Stadyumdan çıkarken biri karşıma çıksa da telefonundan Elif'i arasam diye çevreyi kolaçan ederken şansıma tek bir insan dahi görünürde yoktu. Işık huzmeleri yalnızca belli yerleri aydınlattığından şu an resmen kör noktadaydım ve nereye doğru gittiğimi bilmiyordum. Arkamdan araba farlarının yandığına dair etrafı aydınlatan ışıkla yol vermek için kenara geçtiğimde ismimi seslenmesiyle arabadaki şahsa döndüm.
Aşina olduğum sesi çıkaramazken simasını görmek amacıyla eğildiğimde "Muzaffer" dedim amansız bir sevinçle.
Kendisi Galatasaray Voleybol takımının pasörüydü. Onunla ilk kez Galatasaray tesisinde tesadüf eseri tanışmıştık. Pek fazla sohbetimiz olmamasına rağmen konuşmamızdan sonraki ilk maçımda beni izlemeye gelmişti. Üstüme alınıyordum çünkü bir kez olsun onu tribünde görmemiştim. Aynı şekilde maçın bitimiyle ilk yaptığı şey beni kutlamak olmuştu.
"Eve mi gidiyorsun?"
Bir kurtarıcı edasıyla imdadıma yetişen Muzaffer'e yüzümdeki salak bir ifadeyle gülümserken "evet" diye atladım hemen.
"Gel bırakayım."
Beklenilen teklif geldiğinde talihsizliğimin bu seferlik yakamı bırakmasıyla rahat bir nefes vererek arabanın etrafından dolanıp yolcu koltuğuna geçtim.
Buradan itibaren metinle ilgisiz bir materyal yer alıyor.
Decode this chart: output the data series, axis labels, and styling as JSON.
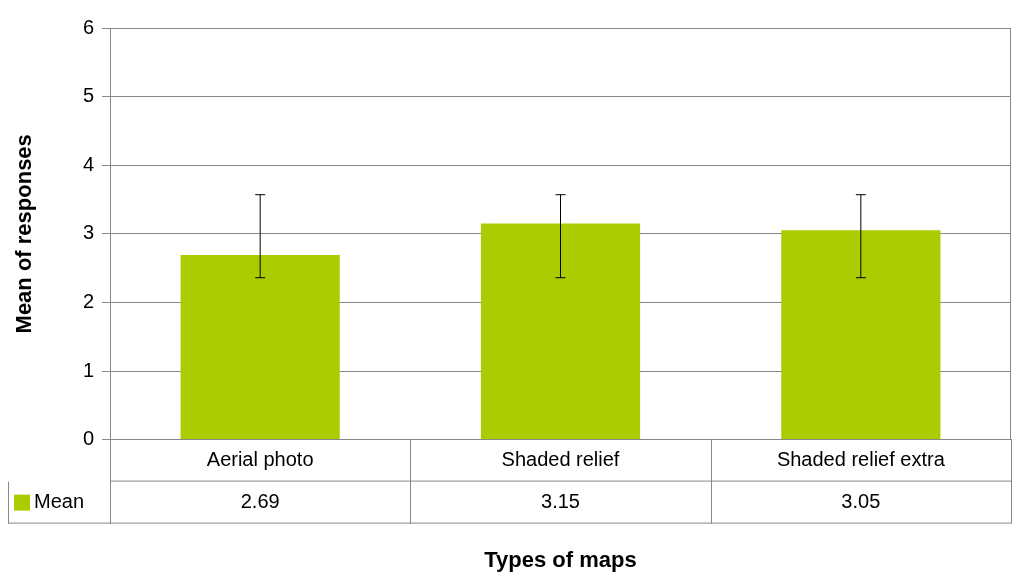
{
  "chart_data": {
    "type": "bar",
    "xlabel": "Types of maps",
    "ylabel": "Mean of responses",
    "categories": [
      "Aerial photo",
      "Shaded relief",
      "Shaded relief extra"
    ],
    "series": [
      {
        "name": "Mean",
        "color": "#aacc00",
        "values": [
          2.69,
          3.15,
          3.05
        ],
        "errors": [
          [
            2.36,
            3.57
          ],
          [
            2.36,
            3.57
          ],
          [
            2.36,
            3.57
          ]
        ]
      }
    ],
    "ylim": [
      0,
      6
    ],
    "yticks": [
      0,
      1,
      2,
      3,
      4,
      5,
      6
    ],
    "grid": "y",
    "legend": "bottom left",
    "data_labels": true
  }
}
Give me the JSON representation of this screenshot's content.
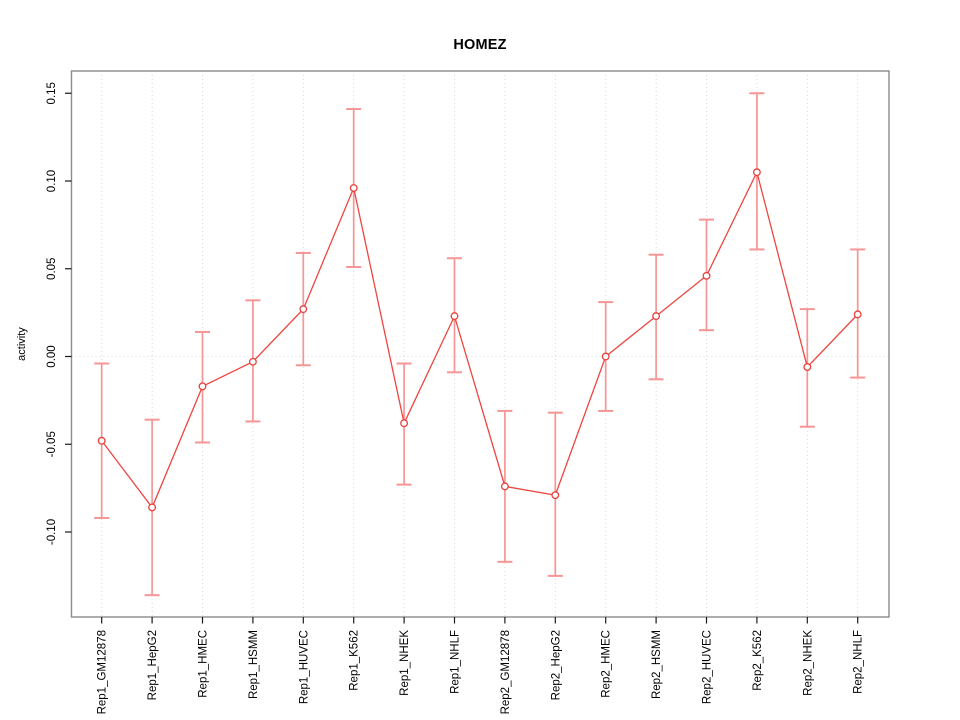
{
  "chart_data": {
    "type": "line",
    "title": "HOMEZ",
    "xlabel": "",
    "ylabel": "activity",
    "legend": "none",
    "grid": "vertical dotted line at every category; horizontal dotted line at y=0",
    "ylim": [
      -0.148,
      0.163
    ],
    "yticks": {
      "values": [
        0.15,
        0.1,
        0.05,
        0.0,
        -0.05,
        -0.1
      ],
      "labels": [
        "0.15",
        "0.10",
        "0.05",
        "0.00",
        "-0.05",
        "-0.10"
      ]
    },
    "categories": [
      "Rep1_GM12878",
      "Rep1_HepG2",
      "Rep1_HMEC",
      "Rep1_HSMM",
      "Rep1_HUVEC",
      "Rep1_K562",
      "Rep1_NHEK",
      "Rep1_NHLF",
      "Rep2_GM12878",
      "Rep2_HepG2",
      "Rep2_HMEC",
      "Rep2_HSMM",
      "Rep2_HUVEC",
      "Rep2_K562",
      "Rep2_NHEK",
      "Rep2_NHLF"
    ],
    "series": [
      {
        "name": "activity",
        "values": [
          -0.048,
          -0.086,
          -0.017,
          -0.003,
          0.027,
          0.096,
          -0.038,
          0.023,
          -0.074,
          -0.079,
          0.0,
          0.023,
          0.046,
          0.105,
          -0.006,
          0.024
        ],
        "ci_low": [
          -0.092,
          -0.136,
          -0.049,
          -0.037,
          -0.005,
          0.051,
          -0.073,
          -0.009,
          -0.117,
          -0.125,
          -0.031,
          -0.013,
          0.015,
          0.061,
          -0.04,
          -0.012
        ],
        "ci_high": [
          -0.004,
          -0.036,
          0.014,
          0.032,
          0.059,
          0.141,
          -0.004,
          0.056,
          -0.031,
          -0.032,
          0.031,
          0.058,
          0.078,
          0.15,
          0.027,
          0.061
        ]
      }
    ],
    "colors": {
      "line": "#ee4540",
      "point_stroke": "#e8403b",
      "point_fill": "#ffffff",
      "errorbar": "#f69595",
      "grid": "#d9d9d9",
      "box": "#8c8c8c",
      "tick": "#1a1a1a",
      "text": "#000000"
    }
  }
}
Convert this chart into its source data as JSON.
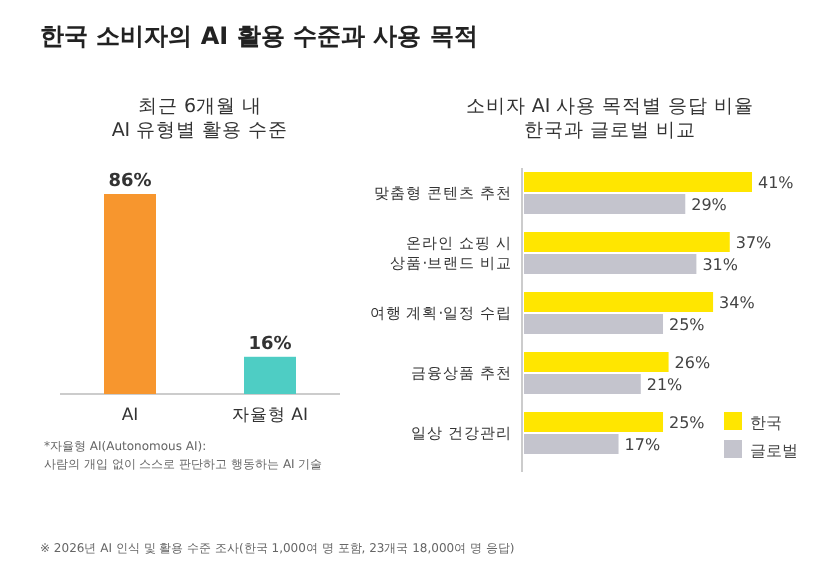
{
  "chart_data": [
    {
      "type": "bar",
      "title": "한국 소비자의 AI 활용 수준과 사용 목적",
      "subtitle": "최근 6개월 내\nAI 유형별 활용 수준",
      "categories": [
        "AI",
        "자율형 AI"
      ],
      "values": [
        86,
        16
      ],
      "colors": [
        "#f7962e",
        "#4ecdc4"
      ],
      "value_labels": [
        "86%",
        "16%"
      ],
      "annotations": [
        "*자율형 AI(Autonomous AI):\n사람의 개입 없이 스스로 판단하고 행동하는 AI 기술",
        "※ 2026년 AI 인식 및 활용 수준 조사(한국 1,000여 명 포함, 23개국 18,000여 명 응답)"
      ]
    },
    {
      "type": "bar",
      "orientation": "horizontal",
      "title": "소비자 AI 사용 목적별 응답 비율\n한국과 글로벌 비교",
      "categories": [
        "맞춤형 콘텐츠 추천",
        "온라인 쇼핑 시\n상품·브랜드 비교",
        "여행 계획·일정 수립",
        "금융상품 추천",
        "일상 건강관리"
      ],
      "series": [
        {
          "name": "한국",
          "color": "#ffe600",
          "values": [
            41,
            37,
            34,
            26,
            25
          ],
          "value_labels": [
            "41%",
            "37%",
            "34%",
            "26%",
            "25%"
          ]
        },
        {
          "name": "글로벌",
          "color": "#c4c4cd",
          "values": [
            29,
            31,
            25,
            21,
            17
          ],
          "value_labels": [
            "29%",
            "31%",
            "25%",
            "21%",
            "17%"
          ]
        }
      ],
      "legend": "bottom right"
    }
  ]
}
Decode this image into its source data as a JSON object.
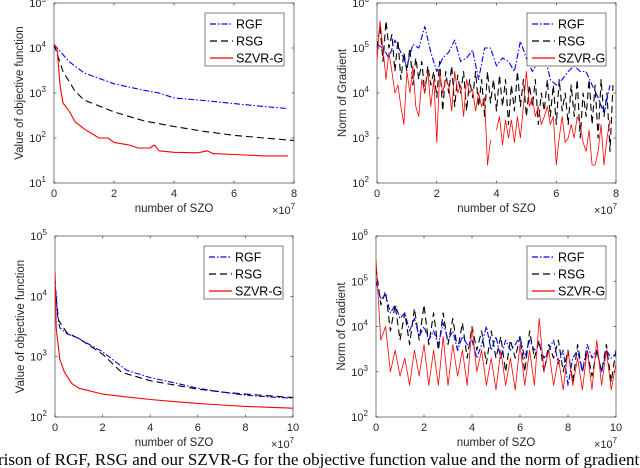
{
  "caption": "rison of RGF, RSG and our SZVR-G for the objective function value and the norm of gradient. x-axi",
  "colors": {
    "RGF": "#0000ff",
    "RSG": "#000000",
    "SZVR-G": "#ff0000"
  },
  "chart_data": [
    {
      "type": "line",
      "title": "",
      "xlabel": "number of SZO",
      "ylabel": "Value of objective function",
      "x_multiplier": "×10^7",
      "xlim": [
        0,
        8
      ],
      "ylim": [
        10,
        100000
      ],
      "yscale": "log",
      "x_ticks": [
        "0",
        "2",
        "4",
        "6",
        "8"
      ],
      "y_tick_exponents": [
        1,
        2,
        3,
        4,
        5
      ],
      "legend_position": "top-right",
      "series": [
        {
          "name": "RGF",
          "style": "dash-dot",
          "points": [
            [
              0,
              12000
            ],
            [
              0.5,
              5000
            ],
            [
              1,
              2800
            ],
            [
              2,
              1600
            ],
            [
              3,
              1150
            ],
            [
              3.5,
              1000
            ],
            [
              4,
              780
            ],
            [
              5,
              680
            ],
            [
              6,
              580
            ],
            [
              7,
              500
            ],
            [
              7.8,
              450
            ]
          ]
        },
        {
          "name": "RSG",
          "style": "dashed",
          "points": [
            [
              0,
              12000
            ],
            [
              0.3,
              3000
            ],
            [
              0.7,
              1100
            ],
            [
              1,
              700
            ],
            [
              2,
              380
            ],
            [
              3,
              240
            ],
            [
              4,
              180
            ],
            [
              5,
              140
            ],
            [
              6,
              115
            ],
            [
              7,
              100
            ],
            [
              8,
              88
            ]
          ]
        },
        {
          "name": "SZVR-G",
          "style": "solid",
          "points": [
            [
              0,
              12000
            ],
            [
              0.1,
              10000
            ],
            [
              0.2,
              1500
            ],
            [
              0.3,
              600
            ],
            [
              0.5,
              400
            ],
            [
              0.7,
              230
            ],
            [
              1,
              160
            ],
            [
              1.5,
              100
            ],
            [
              1.8,
              100
            ],
            [
              2,
              80
            ],
            [
              2.5,
              70
            ],
            [
              2.8,
              60
            ],
            [
              3.2,
              60
            ],
            [
              3.35,
              70
            ],
            [
              3.5,
              52
            ],
            [
              4,
              48
            ],
            [
              4.8,
              47
            ],
            [
              5.1,
              52
            ],
            [
              5.3,
              45
            ],
            [
              6,
              43
            ],
            [
              7,
              40
            ],
            [
              7.8,
              40
            ]
          ]
        }
      ]
    },
    {
      "type": "line",
      "title": "",
      "xlabel": "number of SZO",
      "ylabel": "Norm of Gradient",
      "x_multiplier": "×10^7",
      "xlim": [
        0,
        8
      ],
      "ylim": [
        100,
        1000000
      ],
      "yscale": "log",
      "x_ticks": [
        "0",
        "2",
        "4",
        "6",
        "8"
      ],
      "y_tick_exponents": [
        2,
        3,
        4,
        5,
        6
      ],
      "legend_position": "top-right",
      "series": [
        {
          "name": "RGF",
          "style": "dash-dot",
          "x_start": 0,
          "x_step": 0.2,
          "values": [
            120000,
            100000,
            60000,
            150000,
            80000,
            40000,
            120000,
            100000,
            300000,
            80000,
            30000,
            60000,
            80000,
            150000,
            50000,
            60000,
            90000,
            20000,
            100000,
            100000,
            40000,
            60000,
            50000,
            30000,
            140000,
            60000,
            30000,
            50000,
            80000,
            20000,
            15000,
            20000,
            30000,
            40000,
            30000,
            30000,
            15000,
            8000,
            3500,
            15000
          ]
        },
        {
          "name": "RSG",
          "style": "dashed",
          "x_start": 0,
          "x_step": 0.1,
          "values": [
            100000,
            300000,
            50000,
            400000,
            100000,
            200000,
            30000,
            150000,
            20000,
            80000,
            30000,
            100000,
            15000,
            60000,
            20000,
            50000,
            10000,
            40000,
            15000,
            30000,
            8000,
            50000,
            4000,
            30000,
            10000,
            40000,
            5000,
            25000,
            10000,
            30000,
            4000,
            20000,
            8000,
            30000,
            5000,
            20000,
            3000,
            30000,
            6000,
            20000,
            4000,
            25000,
            5000,
            20000,
            2000,
            15000,
            4000,
            30000,
            5000,
            20000,
            3000,
            15000,
            5000,
            20000,
            2000,
            10000,
            4000,
            20000,
            3000,
            15000,
            2000,
            20000,
            4000,
            10000,
            2000,
            15000,
            3000,
            20000,
            1000,
            10000,
            3000,
            20000,
            2000,
            15000,
            1000,
            20000,
            3000,
            10000,
            500,
            15000
          ]
        },
        {
          "name": "SZVR-G",
          "style": "solid",
          "x_start": 0,
          "x_step": 0.1,
          "values": [
            50000,
            400000,
            100000,
            20000,
            80000,
            30000,
            10000,
            15000,
            5000,
            2000,
            30000,
            10000,
            40000,
            5000,
            3000,
            20000,
            10000,
            30000,
            5000,
            20000,
            800,
            30000,
            10000,
            20000,
            15000,
            4000,
            30000,
            10000,
            15000,
            3000,
            20000,
            10000,
            12000,
            4000,
            10000,
            5000,
            8000,
            250,
            900,
            null,
            1500,
            3000,
            700,
            2500,
            1000,
            2500,
            800,
            3000,
            1000,
            5000,
            30000,
            5000,
            8000,
            3000,
            5000,
            2000,
            3000,
            5000,
            2000,
            3000,
            250,
            1000,
            3000,
            800,
            1000,
            2000,
            1000,
            3000,
            2000,
            800,
            500,
            1500,
            250,
            250,
            500,
            2000,
            250,
            1000,
            2500
          ]
        }
      ]
    },
    {
      "type": "line",
      "title": "",
      "xlabel": "number of SZO",
      "ylabel": "Value of objective function",
      "x_multiplier": "×10^7",
      "xlim": [
        0,
        10
      ],
      "ylim": [
        100,
        100000
      ],
      "yscale": "log",
      "x_ticks": [
        "0",
        "2",
        "4",
        "6",
        "8",
        "10"
      ],
      "y_tick_exponents": [
        2,
        3,
        4,
        5
      ],
      "legend_position": "top-right",
      "series": [
        {
          "name": "RGF",
          "style": "dash-dot",
          "points": [
            [
              0,
              20000
            ],
            [
              0.1,
              5000
            ],
            [
              0.2,
              3000
            ],
            [
              0.5,
              2400
            ],
            [
              1,
              2000
            ],
            [
              2,
              1200
            ],
            [
              3,
              600
            ],
            [
              4,
              450
            ],
            [
              5,
              370
            ],
            [
              6,
              300
            ],
            [
              7,
              260
            ],
            [
              8,
              230
            ],
            [
              9,
              215
            ],
            [
              10,
              205
            ]
          ]
        },
        {
          "name": "RSG",
          "style": "dashed",
          "points": [
            [
              0,
              15000
            ],
            [
              0.15,
              4000
            ],
            [
              0.5,
              2500
            ],
            [
              1,
              2000
            ],
            [
              2,
              1100
            ],
            [
              2.8,
              550
            ],
            [
              4,
              400
            ],
            [
              5,
              340
            ],
            [
              6,
              290
            ],
            [
              7,
              260
            ],
            [
              8,
              240
            ],
            [
              9,
              225
            ],
            [
              10,
              210
            ]
          ]
        },
        {
          "name": "SZVR-G",
          "style": "solid",
          "points": [
            [
              0,
              25000
            ],
            [
              0.05,
              3000
            ],
            [
              0.2,
              900
            ],
            [
              0.4,
              550
            ],
            [
              0.7,
              360
            ],
            [
              1,
              300
            ],
            [
              2,
              240
            ],
            [
              3,
              215
            ],
            [
              4,
              195
            ],
            [
              5,
              180
            ],
            [
              6,
              168
            ],
            [
              7,
              158
            ],
            [
              8,
              150
            ],
            [
              9,
              145
            ],
            [
              10,
              140
            ]
          ]
        }
      ]
    },
    {
      "type": "line",
      "title": "",
      "xlabel": "number of SZO",
      "ylabel": "Norm of Gradient",
      "x_multiplier": "×10^7",
      "xlim": [
        0,
        10
      ],
      "ylim": [
        100,
        1000000
      ],
      "yscale": "log",
      "x_ticks": [
        "0",
        "2",
        "4",
        "6",
        "8",
        "10"
      ],
      "y_tick_exponents": [
        2,
        3,
        4,
        5,
        6
      ],
      "legend_position": "top-right",
      "series": [
        {
          "name": "RGF",
          "style": "dash-dot",
          "x_start": 0,
          "x_step": 0.2,
          "values": [
            100000,
            40000,
            50000,
            20000,
            30000,
            15000,
            20000,
            8000,
            15000,
            6000,
            10000,
            5000,
            8000,
            4000,
            12000,
            5000,
            8000,
            3000,
            6000,
            4000,
            5000,
            2000,
            4000,
            10000,
            3000,
            6000,
            2000,
            5000,
            3000,
            4000,
            6000,
            2000,
            5000,
            3000,
            4000,
            2000,
            3000,
            5000,
            1500,
            3000,
            500,
            2000,
            3000,
            1000,
            4000,
            2000,
            3000,
            1000,
            3000,
            2000,
            2500
          ]
        },
        {
          "name": "RSG",
          "style": "dashed",
          "x_start": 0,
          "x_step": 0.2,
          "values": [
            200000,
            30000,
            60000,
            8000,
            30000,
            5000,
            20000,
            4000,
            25000,
            5000,
            30000,
            4000,
            20000,
            3000,
            20000,
            4000,
            15000,
            3000,
            12000,
            2000,
            10000,
            3000,
            8000,
            1500,
            8000,
            2000,
            6000,
            1000,
            5000,
            2000,
            6000,
            1000,
            8000,
            2000,
            5000,
            1000,
            4000,
            2000,
            5000,
            1000,
            3000,
            600,
            4000,
            1000,
            3000,
            800,
            3000,
            1000,
            4000,
            600,
            3000
          ]
        },
        {
          "name": "SZVR-G",
          "style": "solid",
          "x_start": 0,
          "x_step": 0.2,
          "values": [
            300000,
            5000,
            10000,
            1000,
            3000,
            800,
            2000,
            500,
            3000,
            800,
            4000,
            500,
            3000,
            500,
            6000,
            500,
            4000,
            800,
            3000,
            500,
            10000,
            1000,
            3000,
            500,
            2000,
            400,
            3000,
            500,
            2000,
            400,
            4000,
            500,
            3000,
            500,
            15000,
            1000,
            3000,
            500,
            2000,
            400,
            3000,
            500,
            2000,
            400,
            3000,
            400,
            5000,
            500,
            3000,
            400,
            1500
          ]
        }
      ]
    }
  ]
}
Emniyet kemerimi de taktığımda araç çok geçmeden hareket etti.
"Görüşmeyeli nasılsın?"
Parmaklarımı birbirlerine kenetleyip "iyiyim, sen?" diye sordum.
"Ben de iyiyim" dedi ve ortamda kısa bir sessizlik oluştu. "Ev ne tarafta kalıyordu?"
"Ana yolu geçelim tarif edeceğim."
Kısa kısa diyalogların bitimiyle sinir bozucu sessizlik bir kara delik misali bizi içine çekerken konuşmam gerektiğini düşündüm fakat aklıma ne konuşacağıma dair bir konu gelmiyordu.
"İyi kazandık" dedi Muzaffer bir anda. Başta aklım onda olmadığından sözünü kaçırsam da konvoylar ve kutlamalardan neyi kastettiğini anımsayabilmiştim.
"Evet, cidden öyle oldu."
Muzaffer sıkıntılı bir nefes alarak saçlarını karıştırırken sanki bana bir şey demek istiyor da nasıl demesi gerektiğini bilmiyor gibi bir hali vardı ya da bu sadece benim kuruntularımdı.
Pekala, değilmiş.
"Barış'ı izlemeye mi geldin?"
Onu hiç mi hiç ilgilendirmeyen konu hakkında bana pat diye sormasıyla ne diyeceğimi bilemezken sana ne dememek için dilimi ısırmak durumunda kaldım. Hayatımda söz hakkı olmayan insanların özel hayatımı sorgulaması kabul edeceğim bir şey değildi.
"Öyle bir şey yok" dedim zapt edemediğim sesim oldukça sert çıkarken. "Barış'la sadece arkadaşız."
"Sosyal med-"
"Hayranları bilmez gibi konuşma Muzaffer" dedim yüzümdeki zoraki gülümsememle. "Zamanında sizinle Efeler Sultanlar olarak az yakıştırılmadık."
"En azından bir futbolcuyla değil" diye homurdandı.
Allah aşkına şimdi Barış'ın futbolcu olmasıyla ne alakası vardı bunun? Söyleyiş tarzına bakılırsa çapkın olduğundan dem vuruyor zannımca. Konuyu uzatmak istemediğim için üstünde durmayıp evi tarif etmemle yolun geri kalanını voleybol hakkında keyifli sohbet ederek geçirmiştik.
Evin önünde durduğunda minnet dolu bakışımla "teşekkür ederim" dedim en içten şekilde. O olmasaydı şu an sokaklarda Elif'i bekleyeceğim diye perperişan haldeydim belki de.